Seseorang yang meninggal dunia, sedang ia meninggalkan harta akan tetapi


tidak ada ahli warisnya ataupun semua ahli warisnya menolak atau dinyatakan tidak
patut, maka menurut pasal 1126 BW, Balai Harta Peninggalan (Weeskamer)-lah yang
berkewajiban untuk mengurusnya.
Tentang ada atau tidaknya harta peninggalan yang tak terurus ini adalah
menurut keputusan Hakim atas permintaan jaksa Penuntut Umum atau atas permintaan
orang yang berkepentingan.
Ketentuan dari pasal 1128 BW adalah bila Balai Harta Peninggalan
mulai mengurus, maka BHP akam melakukan penyegelan barang warisan dan
kemudian menginventariseer dan selanjutnya harus mengurusnya sebaik-
baiknya.
BHP berkewajiban, pula untuk melakukan pemanggilan terhadap
para ahli waris.

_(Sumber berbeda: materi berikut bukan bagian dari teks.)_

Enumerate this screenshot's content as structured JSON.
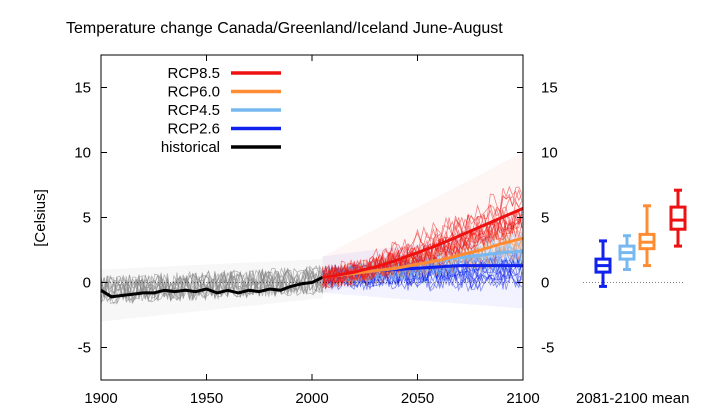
{
  "chart_data": {
    "type": "line",
    "title": "Temperature change Canada/Greenland/Iceland June-August",
    "ylabel": "[Celsius]",
    "xlabel": "",
    "xlim": [
      1900,
      2100
    ],
    "ylim": [
      -7.5,
      17.5
    ],
    "x_ticks": [
      "1900",
      "1950",
      "2000",
      "2050",
      "2100"
    ],
    "y_ticks": [
      "-5",
      "0",
      "5",
      "10",
      "15"
    ],
    "zero_line": 0,
    "grid": false,
    "legend": {
      "position": "top-left",
      "entries": [
        {
          "label": "RCP8.5",
          "color": "#ee1111"
        },
        {
          "label": "RCP6.0",
          "color": "#ff8c33"
        },
        {
          "label": "RCP4.5",
          "color": "#77b8f0"
        },
        {
          "label": "RCP2.6",
          "color": "#1122ee"
        },
        {
          "label": "historical",
          "color": "#000000"
        }
      ]
    },
    "series": [
      {
        "name": "historical",
        "color": "#000000",
        "x": [
          1900,
          1905,
          1910,
          1915,
          1920,
          1925,
          1930,
          1935,
          1940,
          1945,
          1950,
          1955,
          1960,
          1965,
          1970,
          1975,
          1980,
          1985,
          1990,
          1995,
          2000,
          2005
        ],
        "values": [
          -0.6,
          -1.1,
          -1.0,
          -0.9,
          -0.8,
          -0.8,
          -0.6,
          -0.7,
          -0.6,
          -0.7,
          -0.5,
          -0.8,
          -0.6,
          -0.8,
          -0.6,
          -0.7,
          -0.5,
          -0.6,
          -0.3,
          -0.1,
          0.0,
          0.4
        ]
      },
      {
        "name": "RCP2.6",
        "color": "#1122ee",
        "x": [
          2005,
          2010,
          2020,
          2030,
          2040,
          2050,
          2060,
          2070,
          2080,
          2090,
          2100
        ],
        "values": [
          0.4,
          0.5,
          0.7,
          0.9,
          1.0,
          1.1,
          1.2,
          1.3,
          1.3,
          1.3,
          1.3
        ]
      },
      {
        "name": "RCP4.5",
        "color": "#77b8f0",
        "x": [
          2005,
          2010,
          2020,
          2030,
          2040,
          2050,
          2060,
          2070,
          2080,
          2090,
          2100
        ],
        "values": [
          0.4,
          0.5,
          0.7,
          0.9,
          1.1,
          1.4,
          1.7,
          1.9,
          2.1,
          2.3,
          2.4
        ]
      },
      {
        "name": "RCP6.0",
        "color": "#ff8c33",
        "x": [
          2005,
          2010,
          2020,
          2030,
          2040,
          2050,
          2060,
          2070,
          2080,
          2090,
          2100
        ],
        "values": [
          0.4,
          0.5,
          0.7,
          0.9,
          1.1,
          1.4,
          1.7,
          2.1,
          2.5,
          3.0,
          3.4
        ]
      },
      {
        "name": "RCP8.5",
        "color": "#ee1111",
        "x": [
          2005,
          2010,
          2020,
          2030,
          2040,
          2050,
          2060,
          2070,
          2080,
          2090,
          2100
        ],
        "values": [
          0.4,
          0.5,
          0.8,
          1.2,
          1.7,
          2.3,
          2.9,
          3.6,
          4.3,
          5.0,
          5.7
        ]
      }
    ],
    "ensemble_ranges": [
      {
        "scenario": "historical",
        "color": "#999999",
        "x": [
          1900,
          2005
        ],
        "low": [
          -3.0,
          -1.2
        ],
        "high": [
          1.0,
          1.8
        ]
      },
      {
        "scenario": "RCP8.5",
        "color": "#f08080",
        "x": [
          2005,
          2100
        ],
        "low": [
          -0.8,
          2.5
        ],
        "high": [
          2.0,
          10.0
        ]
      },
      {
        "scenario": "RCP2.6",
        "color": "#5566ee",
        "x": [
          2005,
          2100
        ],
        "low": [
          -0.8,
          -2.0
        ],
        "high": [
          2.0,
          4.0
        ]
      }
    ],
    "period_summary": {
      "label": "2081-2100 mean",
      "boxes": [
        {
          "scenario": "RCP2.6",
          "color": "#1122ee",
          "min": -0.3,
          "q1": 0.8,
          "median": 1.3,
          "q3": 1.8,
          "max": 3.2
        },
        {
          "scenario": "RCP4.5",
          "color": "#77b8f0",
          "min": 1.0,
          "q1": 1.8,
          "median": 2.3,
          "q3": 2.8,
          "max": 3.6
        },
        {
          "scenario": "RCP6.0",
          "color": "#ff8c33",
          "min": 1.3,
          "q1": 2.6,
          "median": 3.1,
          "q3": 3.7,
          "max": 5.9
        },
        {
          "scenario": "RCP8.5",
          "color": "#ee1111",
          "min": 2.8,
          "q1": 4.1,
          "median": 4.8,
          "q3": 5.8,
          "max": 7.1
        }
      ]
    }
  }
}
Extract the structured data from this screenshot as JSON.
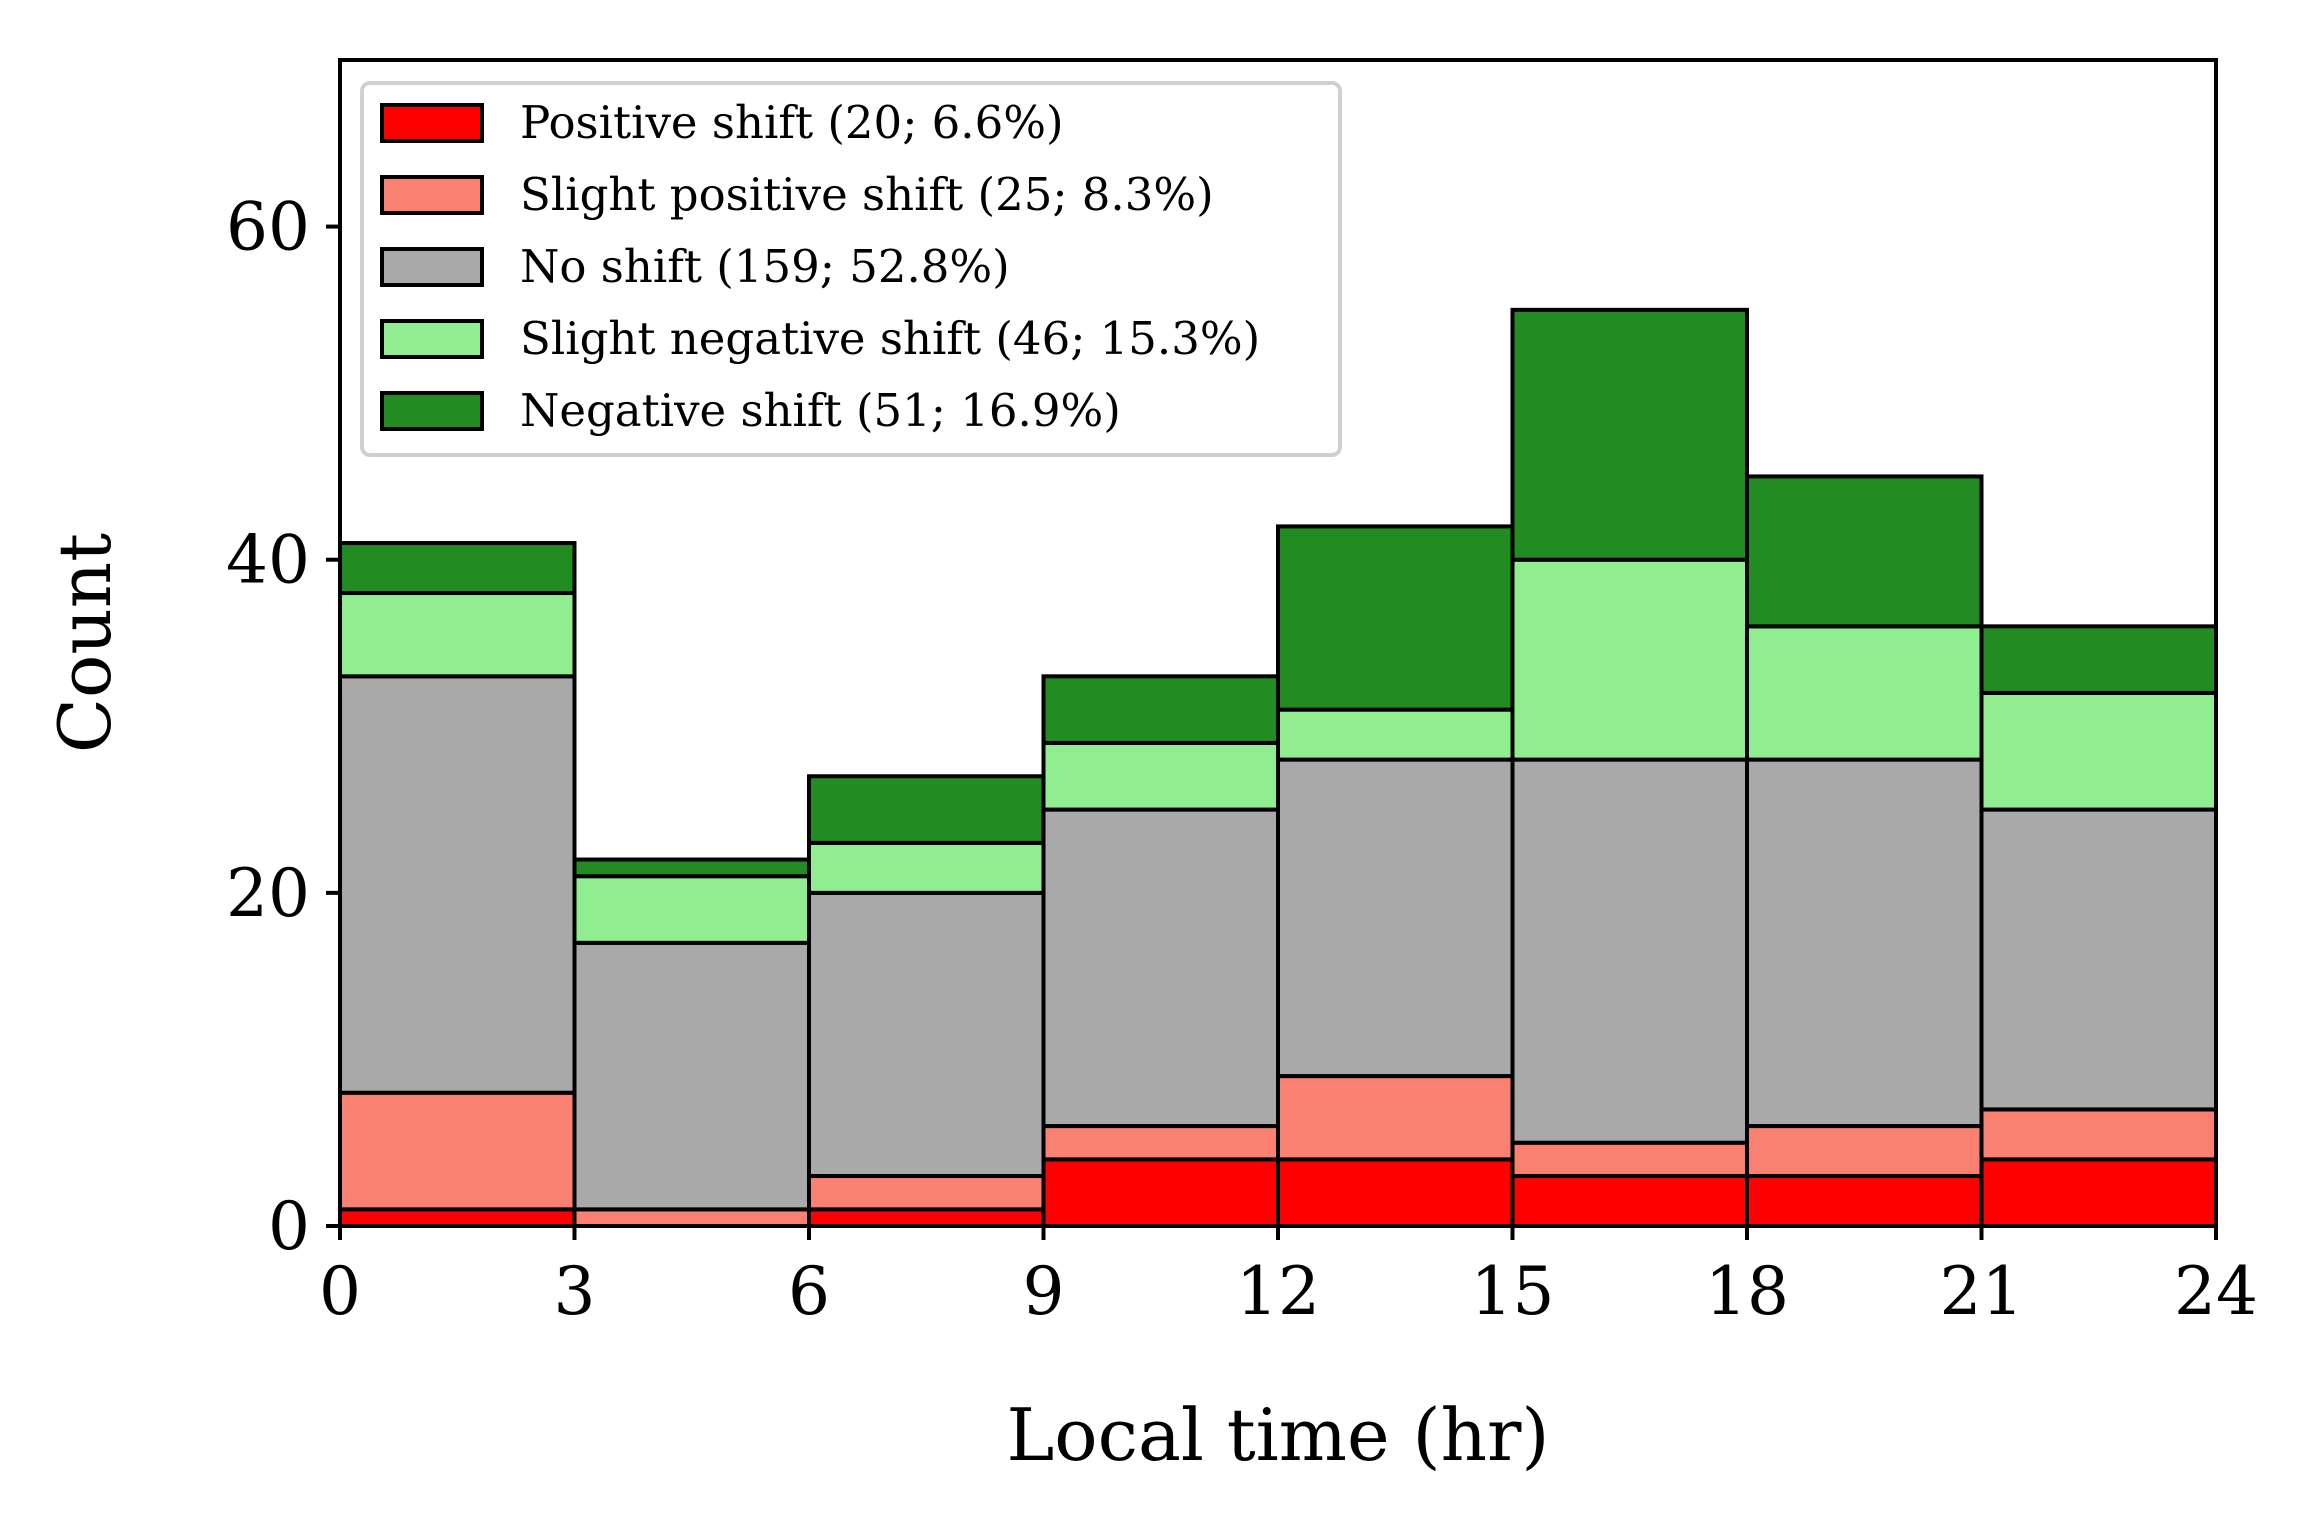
{
  "chart_data": {
    "type": "bar",
    "stacked": true,
    "xlabel": "Local time (hr)",
    "ylabel": "Count",
    "xlim": [
      0,
      24
    ],
    "ylim": [
      0,
      70
    ],
    "bin_width": 3,
    "x_ticks": [
      "0",
      "3",
      "6",
      "9",
      "12",
      "15",
      "18",
      "21",
      "24"
    ],
    "y_ticks": [
      "0",
      "20",
      "40",
      "60"
    ],
    "categories": [
      "0-3",
      "3-6",
      "6-9",
      "9-12",
      "12-15",
      "15-18",
      "18-21",
      "21-24"
    ],
    "legend_position": "top-left",
    "series": [
      {
        "name": "Positive shift (20; 6.6%)",
        "color": "#ff0000",
        "values": [
          1,
          0,
          1,
          4,
          4,
          3,
          3,
          4
        ]
      },
      {
        "name": "Slight positive shift (25; 8.3%)",
        "color": "#fa8072",
        "values": [
          7,
          1,
          2,
          2,
          5,
          2,
          3,
          3
        ]
      },
      {
        "name": "No shift (159; 52.8%)",
        "color": "#a9a9a9",
        "values": [
          25,
          16,
          17,
          19,
          19,
          23,
          22,
          18
        ]
      },
      {
        "name": "Slight negative shift (46; 15.3%)",
        "color": "#90ee90",
        "values": [
          5,
          4,
          3,
          4,
          3,
          12,
          8,
          7
        ]
      },
      {
        "name": "Negative shift (51; 16.9%)",
        "color": "#228b22",
        "values": [
          3,
          1,
          4,
          4,
          11,
          15,
          9,
          4
        ]
      }
    ]
  }
}
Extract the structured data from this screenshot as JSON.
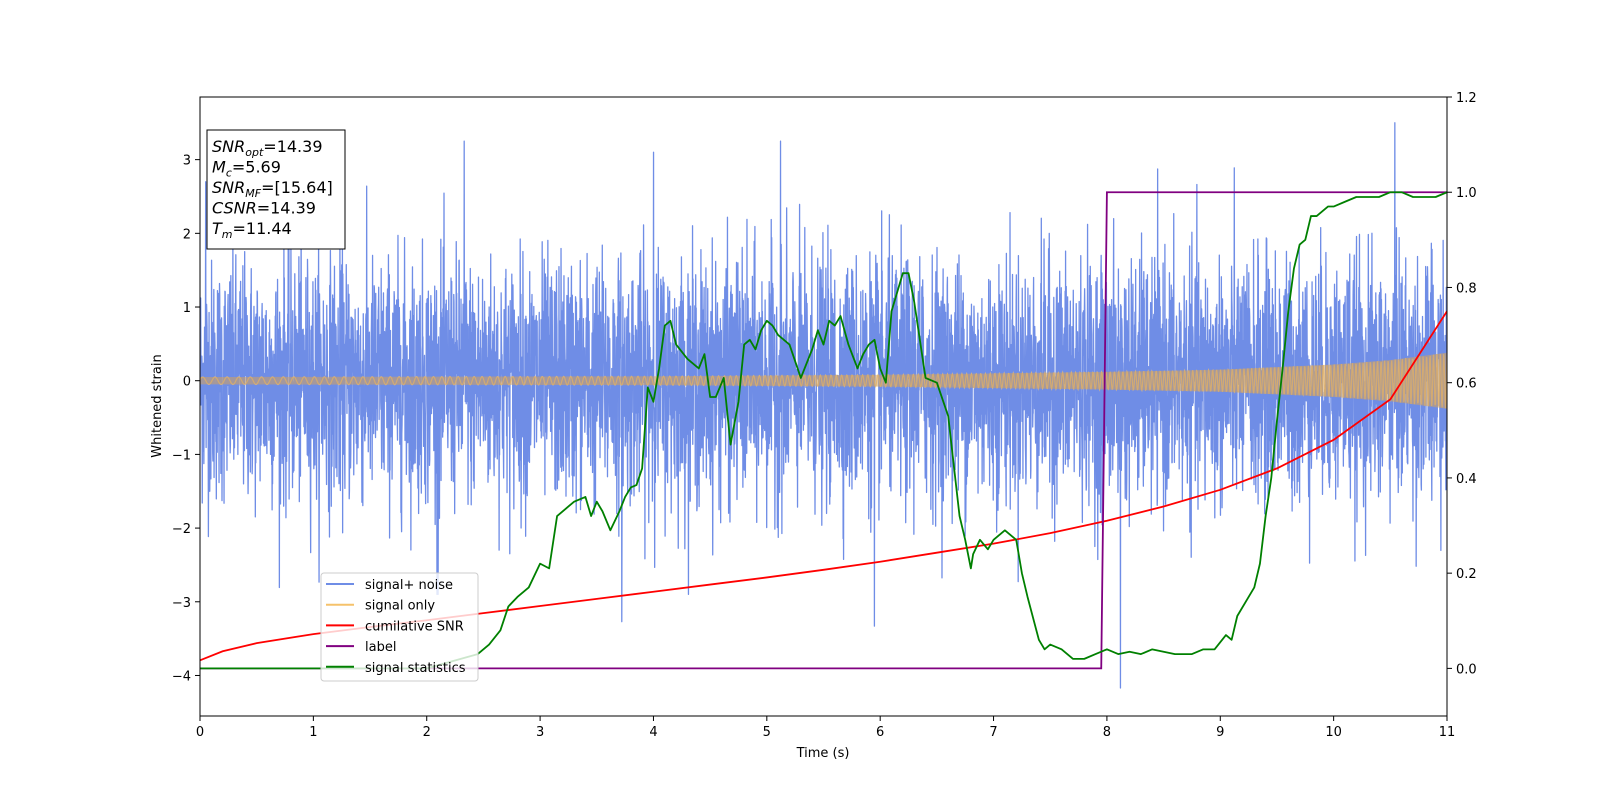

Dan jika terjadi gugatan terhadap harta peninggalan yang
diurusnya maka BHP berkewajiban untuk menghadap Hakim.
Jika tidak ada ahli waris maka BHP harus membuat pertangung-
jawaban kepada Negara, dimana selanjutnya Negaralah yang berhak atas
harta peninggalan tak terurus tersebut.